“Foiled again!” I said, just as the paper slipped down. “Blackbeard, the pirate chief, refuses to give up the paper telling where the treasure is concealed. Sir Harris gnashes his teeth in rage!” That was just the way it was in the photo-play.

All the while, Pee-wee was very carefully moving the pencil so as to lift the paper, and each time the paper slipped down again. And all the while he kept waving us back. At last he got hold of the corner of it with his fingers and hauled it out.

“Ha, ha!” I said, rolling my voice kind of-you know. “Sir Harris wrenches the tell-tale paper from——”

“It’s dated before you were born!” Pee-wee fairly shouted. “It’s a letter! Now you see! You said it was a time table. Look what it says in it—look!”

Gee whiz, he couldn’t have half read it when he handed it to me. There wasn’t any envelope, only an old sheet of paper, all yellow, and it had been folded so long that it almost fell apart where it was creased. It was filled with writing in lead pencil and it was so old and dirty that I could hardly read what it said. I guess Pee-wee would have stumbled through it himself, except that one thing that his eye happened to hit first of all, knocked him out.

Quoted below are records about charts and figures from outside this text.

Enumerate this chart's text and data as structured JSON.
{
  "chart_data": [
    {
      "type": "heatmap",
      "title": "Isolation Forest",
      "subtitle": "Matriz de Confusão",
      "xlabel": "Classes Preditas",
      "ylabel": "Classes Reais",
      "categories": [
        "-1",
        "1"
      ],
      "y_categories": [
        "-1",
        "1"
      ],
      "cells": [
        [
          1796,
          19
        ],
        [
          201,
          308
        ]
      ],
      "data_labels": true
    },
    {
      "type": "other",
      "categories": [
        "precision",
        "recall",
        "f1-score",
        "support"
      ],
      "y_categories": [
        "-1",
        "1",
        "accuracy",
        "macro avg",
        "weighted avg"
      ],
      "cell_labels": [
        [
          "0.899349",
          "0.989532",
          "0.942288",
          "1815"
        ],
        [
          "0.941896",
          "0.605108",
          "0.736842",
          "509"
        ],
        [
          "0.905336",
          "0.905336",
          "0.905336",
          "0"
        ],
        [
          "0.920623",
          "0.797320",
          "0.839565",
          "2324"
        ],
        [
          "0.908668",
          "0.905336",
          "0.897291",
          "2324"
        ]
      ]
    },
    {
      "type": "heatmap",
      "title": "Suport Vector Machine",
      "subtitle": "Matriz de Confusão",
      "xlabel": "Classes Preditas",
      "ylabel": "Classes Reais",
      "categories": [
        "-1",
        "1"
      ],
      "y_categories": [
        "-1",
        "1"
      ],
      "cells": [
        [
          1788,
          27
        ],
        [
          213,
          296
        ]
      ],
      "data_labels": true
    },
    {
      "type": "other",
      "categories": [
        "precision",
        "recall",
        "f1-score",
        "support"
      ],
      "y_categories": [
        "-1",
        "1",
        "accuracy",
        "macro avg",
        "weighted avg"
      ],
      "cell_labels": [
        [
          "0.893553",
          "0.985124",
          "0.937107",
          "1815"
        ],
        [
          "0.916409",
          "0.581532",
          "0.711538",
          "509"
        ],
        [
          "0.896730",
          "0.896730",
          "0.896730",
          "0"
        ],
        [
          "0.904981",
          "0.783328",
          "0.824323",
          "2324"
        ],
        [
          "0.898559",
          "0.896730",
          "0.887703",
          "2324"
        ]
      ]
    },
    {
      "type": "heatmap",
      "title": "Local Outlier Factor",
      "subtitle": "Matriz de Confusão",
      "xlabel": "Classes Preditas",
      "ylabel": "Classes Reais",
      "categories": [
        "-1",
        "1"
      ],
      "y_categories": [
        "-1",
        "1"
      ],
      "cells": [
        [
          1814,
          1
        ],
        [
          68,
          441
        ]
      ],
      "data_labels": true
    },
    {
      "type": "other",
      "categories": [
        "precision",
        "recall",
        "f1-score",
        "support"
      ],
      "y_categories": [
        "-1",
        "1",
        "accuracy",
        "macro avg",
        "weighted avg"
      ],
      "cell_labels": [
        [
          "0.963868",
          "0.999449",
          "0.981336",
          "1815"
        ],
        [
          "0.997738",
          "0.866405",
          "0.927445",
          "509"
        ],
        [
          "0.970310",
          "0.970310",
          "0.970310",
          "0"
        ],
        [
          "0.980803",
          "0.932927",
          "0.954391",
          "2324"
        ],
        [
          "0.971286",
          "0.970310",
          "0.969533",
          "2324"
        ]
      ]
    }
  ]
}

“Now you see!” he said, all out of breath, he was so excited; “now you see! Look there!”

He pointed the pencil to one part of the letter where it said, bags of gold.

“And look there, too,” he panted out, all the while pointing with the pencil, “‘dropped in his tracks with a mortal wound.’ So now; you think you’re so smart, with your wheelbarrows and sewing machines! You don’t—you don’t find bags of gold in time tables and commutation tickets—do you? You make me tired! This is a—a—deep laid plot, that’s what it is. You know what mortal wounds are, I hope!”

“All right, Kid,” I said; “you win. Only don’t stab me a mortal wound with the lead pencil, and give me a chance to read it.”

“If—if—if bags of gold aren’t romance,” he shouted; “then, what is? Tell me that.”